Children's will benefit from Puget Sound Blood Center's onsite expertise in blood typing, cross-matching, and the high-complexity testing required to most efficiently process blood components for pediatric patients. The new lab will open in stages with many immediate benefits. When fully operational, the onsite lab will provide greater access to blood components for patients when they are needed and allow more emergency units to be stored onsite. Puget Sound Blood Center provided more than 13,000 units of blood to Seattle Children's last year.

The new blood lab was celebrated with a ribbon cutting ceremony where members of both organizations gathered to mark the opening. High resolution photos from the ceremony and of the new blood lab can be viewed here: http://www.flickr.com/photos/65378284@N06/

"Being inside Children's lets us get blood closer to patients to provide an improved level of care, while still capitalizing on the expertise and efficiencies of scale that a big blood center like Puget Sound Blood Center can provide," said Dr. Meghan Delaney, Medical Director of the new Blood Lab at Seattle Children's Hospital on behalf of Puget Sound Blood Center. "We are delighted to have this opportunity to collaborate with Seattle Children's on this new facility that will enable even greater efficiencies in blood distribution to support the unique needs of pediatric patients."

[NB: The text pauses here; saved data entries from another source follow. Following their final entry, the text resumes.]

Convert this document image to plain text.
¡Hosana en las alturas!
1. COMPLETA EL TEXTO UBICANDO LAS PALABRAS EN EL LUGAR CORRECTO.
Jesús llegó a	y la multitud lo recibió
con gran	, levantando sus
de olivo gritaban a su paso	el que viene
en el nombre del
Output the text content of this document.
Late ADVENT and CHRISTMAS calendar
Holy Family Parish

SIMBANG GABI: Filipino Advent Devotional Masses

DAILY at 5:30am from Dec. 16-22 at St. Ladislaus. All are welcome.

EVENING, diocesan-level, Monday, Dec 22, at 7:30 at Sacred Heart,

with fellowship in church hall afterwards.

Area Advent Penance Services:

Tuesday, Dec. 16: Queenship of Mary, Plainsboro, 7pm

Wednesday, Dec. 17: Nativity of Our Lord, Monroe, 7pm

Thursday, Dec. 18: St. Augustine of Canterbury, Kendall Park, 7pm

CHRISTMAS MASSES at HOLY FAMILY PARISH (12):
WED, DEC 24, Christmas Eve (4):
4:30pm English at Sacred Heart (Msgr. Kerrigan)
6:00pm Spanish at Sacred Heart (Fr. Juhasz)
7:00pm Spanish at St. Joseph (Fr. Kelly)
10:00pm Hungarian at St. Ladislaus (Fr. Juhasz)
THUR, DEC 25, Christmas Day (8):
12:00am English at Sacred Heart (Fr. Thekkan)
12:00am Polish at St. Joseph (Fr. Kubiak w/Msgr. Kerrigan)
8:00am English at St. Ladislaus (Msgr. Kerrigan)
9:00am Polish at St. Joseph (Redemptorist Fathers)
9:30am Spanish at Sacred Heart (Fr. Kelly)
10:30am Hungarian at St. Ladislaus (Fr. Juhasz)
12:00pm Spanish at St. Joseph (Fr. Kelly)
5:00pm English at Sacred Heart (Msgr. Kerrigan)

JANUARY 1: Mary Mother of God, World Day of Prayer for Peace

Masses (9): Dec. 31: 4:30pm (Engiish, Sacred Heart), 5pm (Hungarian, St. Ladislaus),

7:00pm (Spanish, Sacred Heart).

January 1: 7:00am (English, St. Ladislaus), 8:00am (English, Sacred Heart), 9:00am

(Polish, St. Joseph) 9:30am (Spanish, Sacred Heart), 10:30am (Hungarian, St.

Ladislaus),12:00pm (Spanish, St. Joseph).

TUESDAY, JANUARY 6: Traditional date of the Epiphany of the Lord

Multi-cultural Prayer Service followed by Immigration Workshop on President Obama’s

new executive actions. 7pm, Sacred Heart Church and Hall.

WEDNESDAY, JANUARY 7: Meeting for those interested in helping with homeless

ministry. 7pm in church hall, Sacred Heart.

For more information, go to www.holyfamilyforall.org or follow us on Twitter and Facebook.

The new on-site blood lab will receive blood from Puget Sound Blood Center in adult-sized units and then divide them into smaller units - a quarter or an eighth of the adult unit - for the smallest of Children's pediatric patients. This will enable Children's clinicians to order blood in smaller units, ensuring ordered blood is used to its fullest capacity. In the past, it might have been necessary to over-order blood in some situations to ensure extra blood was on hand. The onsite blood lab makes such precautionary over-ordering unnecessary.

"We're taking care of more critically ill children than ever before. Our patients who are here for organ transplantation, stem cell transplants or surgery often require complex blood components on short notice," said Dr. Dana Matthews, clinical director of Hematology and chair of Seattle Children's Blood Use committee. "An in-house blood lab allows us to meet our patients' needs better and faster."